Si aquello que realizo, me crea enojo, me cansa, me lleva a juzgar a otros, me tensa… será momento de hacer un discernimiento, quizás es hora de rectificar. Tengo dos opciones:
- Dejarlo.
- Cambiar de actitud. No es compatible el servicio con las quejas, los enojos y las envidias Si decido continuar que sea con santa paz y alegría. De lo contrario tengo que revisarme.
* Y siguiendo con el bueno de San Ignacio de Loyola: “Todo lo creado es una ayuda para que alcancemos el fin para el que hemos sido creados: Amar y servir” . El problema es cuando convertimos los medios en fines y nos apegamos a ellos (un cargo, un compromiso, una responsabilidad, un don…). ¿Qué tan libre soy para dejarlo si se me pidiera entregarlo en este momento?. ¿Qué sentimientos surgirían en mí?. En la sinceridad de la respuesta se verá mi esclavitud-apego o mi libertad frente a ello.
Para ir terminando… Importante:
Hacer lectura creyente de mi presente con todo lo que me rodea, lo que acontece
y en lo que estoy involucrado, para ver
dónde el Señor me quiere y haciendo qué. Escuchar lo que Dios sueña para mí. Y
en este discernimiento tener en cuenta:
-
Mis dones y talentos
-
Mi realidad personal, mi realidad
familiar, mi realidad laboral
Importante también; No
perder de vista el buscar en todo la voluntad de Dios y no la mía.
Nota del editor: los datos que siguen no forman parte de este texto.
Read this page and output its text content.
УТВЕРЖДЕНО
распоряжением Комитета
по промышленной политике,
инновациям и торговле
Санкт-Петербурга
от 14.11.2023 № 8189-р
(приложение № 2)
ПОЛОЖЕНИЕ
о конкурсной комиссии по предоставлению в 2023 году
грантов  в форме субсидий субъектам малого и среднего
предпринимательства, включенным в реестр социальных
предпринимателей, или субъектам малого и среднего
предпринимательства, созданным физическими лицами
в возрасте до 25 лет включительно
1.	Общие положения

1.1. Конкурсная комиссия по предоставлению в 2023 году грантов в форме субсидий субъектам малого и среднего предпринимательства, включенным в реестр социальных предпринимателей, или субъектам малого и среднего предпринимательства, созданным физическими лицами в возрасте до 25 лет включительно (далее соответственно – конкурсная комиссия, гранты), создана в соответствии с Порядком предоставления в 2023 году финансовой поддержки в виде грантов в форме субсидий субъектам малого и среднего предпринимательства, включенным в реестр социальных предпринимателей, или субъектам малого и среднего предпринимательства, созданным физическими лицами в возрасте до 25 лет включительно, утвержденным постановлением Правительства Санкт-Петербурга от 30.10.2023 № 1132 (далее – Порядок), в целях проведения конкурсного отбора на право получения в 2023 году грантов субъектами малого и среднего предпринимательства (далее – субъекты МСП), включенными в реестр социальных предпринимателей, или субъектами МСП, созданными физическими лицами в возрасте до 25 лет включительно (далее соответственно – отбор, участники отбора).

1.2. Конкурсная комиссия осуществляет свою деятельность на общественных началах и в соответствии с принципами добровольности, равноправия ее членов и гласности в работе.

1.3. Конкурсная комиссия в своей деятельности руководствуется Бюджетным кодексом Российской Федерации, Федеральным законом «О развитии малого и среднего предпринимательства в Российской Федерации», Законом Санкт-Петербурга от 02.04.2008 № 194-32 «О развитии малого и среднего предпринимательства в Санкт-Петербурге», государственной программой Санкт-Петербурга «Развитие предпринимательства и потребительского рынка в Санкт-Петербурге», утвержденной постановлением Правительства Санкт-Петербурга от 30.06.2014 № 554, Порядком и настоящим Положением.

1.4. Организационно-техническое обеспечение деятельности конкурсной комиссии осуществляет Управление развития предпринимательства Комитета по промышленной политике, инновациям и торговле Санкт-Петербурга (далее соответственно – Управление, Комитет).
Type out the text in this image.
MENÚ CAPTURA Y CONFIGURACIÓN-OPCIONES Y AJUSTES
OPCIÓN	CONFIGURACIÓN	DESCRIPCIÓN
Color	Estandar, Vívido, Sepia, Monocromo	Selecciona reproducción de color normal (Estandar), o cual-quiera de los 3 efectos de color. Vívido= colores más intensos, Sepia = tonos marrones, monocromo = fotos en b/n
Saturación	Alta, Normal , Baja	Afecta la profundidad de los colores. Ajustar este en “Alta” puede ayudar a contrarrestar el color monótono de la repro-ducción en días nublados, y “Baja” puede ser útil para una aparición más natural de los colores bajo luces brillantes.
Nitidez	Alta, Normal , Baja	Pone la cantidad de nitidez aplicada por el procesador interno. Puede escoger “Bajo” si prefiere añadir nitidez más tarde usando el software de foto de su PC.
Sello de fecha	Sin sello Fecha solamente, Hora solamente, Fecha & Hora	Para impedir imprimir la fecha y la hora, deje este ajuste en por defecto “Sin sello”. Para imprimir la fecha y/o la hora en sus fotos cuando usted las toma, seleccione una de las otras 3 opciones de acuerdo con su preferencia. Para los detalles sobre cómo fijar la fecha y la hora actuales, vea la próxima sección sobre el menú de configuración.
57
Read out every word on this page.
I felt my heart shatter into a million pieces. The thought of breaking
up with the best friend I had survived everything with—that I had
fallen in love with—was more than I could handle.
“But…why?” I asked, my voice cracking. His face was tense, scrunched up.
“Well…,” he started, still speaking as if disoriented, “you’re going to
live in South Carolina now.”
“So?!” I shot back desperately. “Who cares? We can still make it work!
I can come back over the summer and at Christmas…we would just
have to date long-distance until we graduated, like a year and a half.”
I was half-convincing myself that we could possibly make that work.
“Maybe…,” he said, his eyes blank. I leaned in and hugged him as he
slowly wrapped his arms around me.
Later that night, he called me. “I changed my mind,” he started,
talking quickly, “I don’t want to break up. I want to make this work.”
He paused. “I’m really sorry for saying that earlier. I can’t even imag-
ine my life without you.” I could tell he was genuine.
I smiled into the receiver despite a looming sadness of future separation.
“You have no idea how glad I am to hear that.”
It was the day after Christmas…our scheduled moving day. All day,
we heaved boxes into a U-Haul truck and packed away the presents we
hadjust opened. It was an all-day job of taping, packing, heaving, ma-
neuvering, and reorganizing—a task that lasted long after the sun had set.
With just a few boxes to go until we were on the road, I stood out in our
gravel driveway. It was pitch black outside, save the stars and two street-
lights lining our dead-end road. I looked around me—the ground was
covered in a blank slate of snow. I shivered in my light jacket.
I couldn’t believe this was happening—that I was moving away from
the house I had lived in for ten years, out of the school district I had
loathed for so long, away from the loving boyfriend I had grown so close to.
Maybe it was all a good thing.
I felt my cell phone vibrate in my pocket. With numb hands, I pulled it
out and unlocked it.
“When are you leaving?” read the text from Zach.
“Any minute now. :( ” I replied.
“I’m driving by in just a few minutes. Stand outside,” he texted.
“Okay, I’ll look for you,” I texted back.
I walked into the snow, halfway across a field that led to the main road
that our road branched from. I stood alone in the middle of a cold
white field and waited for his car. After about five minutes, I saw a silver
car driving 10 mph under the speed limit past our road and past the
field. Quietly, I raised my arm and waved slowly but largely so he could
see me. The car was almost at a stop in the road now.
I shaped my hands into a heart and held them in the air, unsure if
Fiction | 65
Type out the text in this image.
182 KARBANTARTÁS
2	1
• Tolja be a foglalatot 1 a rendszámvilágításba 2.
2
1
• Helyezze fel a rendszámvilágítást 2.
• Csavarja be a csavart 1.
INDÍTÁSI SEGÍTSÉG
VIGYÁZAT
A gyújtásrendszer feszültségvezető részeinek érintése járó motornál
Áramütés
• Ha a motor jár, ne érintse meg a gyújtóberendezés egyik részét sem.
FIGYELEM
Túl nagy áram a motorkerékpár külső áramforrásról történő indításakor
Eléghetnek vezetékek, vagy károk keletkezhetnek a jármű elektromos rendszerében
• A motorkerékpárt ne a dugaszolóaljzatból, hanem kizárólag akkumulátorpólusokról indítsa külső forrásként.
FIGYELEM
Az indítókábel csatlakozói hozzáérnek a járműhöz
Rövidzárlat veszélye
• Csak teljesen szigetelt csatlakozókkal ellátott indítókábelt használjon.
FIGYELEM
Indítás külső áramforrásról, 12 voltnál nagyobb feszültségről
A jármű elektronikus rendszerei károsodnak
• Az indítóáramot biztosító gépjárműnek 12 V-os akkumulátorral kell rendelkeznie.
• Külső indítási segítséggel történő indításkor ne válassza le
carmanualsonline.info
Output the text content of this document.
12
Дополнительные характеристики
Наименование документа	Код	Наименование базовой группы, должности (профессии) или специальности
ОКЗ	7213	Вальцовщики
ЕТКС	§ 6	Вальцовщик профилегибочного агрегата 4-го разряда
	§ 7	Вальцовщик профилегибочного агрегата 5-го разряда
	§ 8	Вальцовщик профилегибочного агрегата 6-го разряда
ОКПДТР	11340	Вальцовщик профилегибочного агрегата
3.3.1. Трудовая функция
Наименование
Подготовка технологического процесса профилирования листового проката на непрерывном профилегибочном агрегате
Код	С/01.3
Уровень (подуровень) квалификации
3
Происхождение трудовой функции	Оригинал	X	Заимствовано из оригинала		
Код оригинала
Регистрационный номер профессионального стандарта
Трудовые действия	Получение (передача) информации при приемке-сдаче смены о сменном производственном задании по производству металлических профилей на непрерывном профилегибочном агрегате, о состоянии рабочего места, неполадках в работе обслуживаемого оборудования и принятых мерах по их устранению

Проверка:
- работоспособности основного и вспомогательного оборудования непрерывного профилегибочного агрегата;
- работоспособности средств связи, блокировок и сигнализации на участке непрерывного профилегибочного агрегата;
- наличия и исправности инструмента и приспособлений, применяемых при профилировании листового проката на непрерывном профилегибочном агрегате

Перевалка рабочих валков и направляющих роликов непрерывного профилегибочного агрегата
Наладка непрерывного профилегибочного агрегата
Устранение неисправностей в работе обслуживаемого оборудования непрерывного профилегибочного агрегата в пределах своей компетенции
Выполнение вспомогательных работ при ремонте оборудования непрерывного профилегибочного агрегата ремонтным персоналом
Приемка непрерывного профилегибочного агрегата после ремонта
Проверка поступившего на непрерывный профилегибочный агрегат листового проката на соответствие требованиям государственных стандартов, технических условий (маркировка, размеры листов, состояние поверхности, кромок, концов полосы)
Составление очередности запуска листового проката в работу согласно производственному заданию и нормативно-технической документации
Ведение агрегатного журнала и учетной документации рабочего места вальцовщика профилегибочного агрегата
No optar en
función de la simpatía o antipatía que siento por los otros, no optar en
función de los propios gustos, de lo que esperan los otros de mí, no optar en
función de mis necesidades insatisfechas de acogida, de reconocimiento, de
afecto… no optar desde mi querer quedar bien ante Dios…
Tenemos todo el mes de
agosto por delante… Que el Espíritu Santo inspire en cada corazón por dónde
seguir caminando y qué cambios habría que hacer hacia fuera y, mucho más
importante… en el propio corazón. “Que este nuevo curso sea diferente”.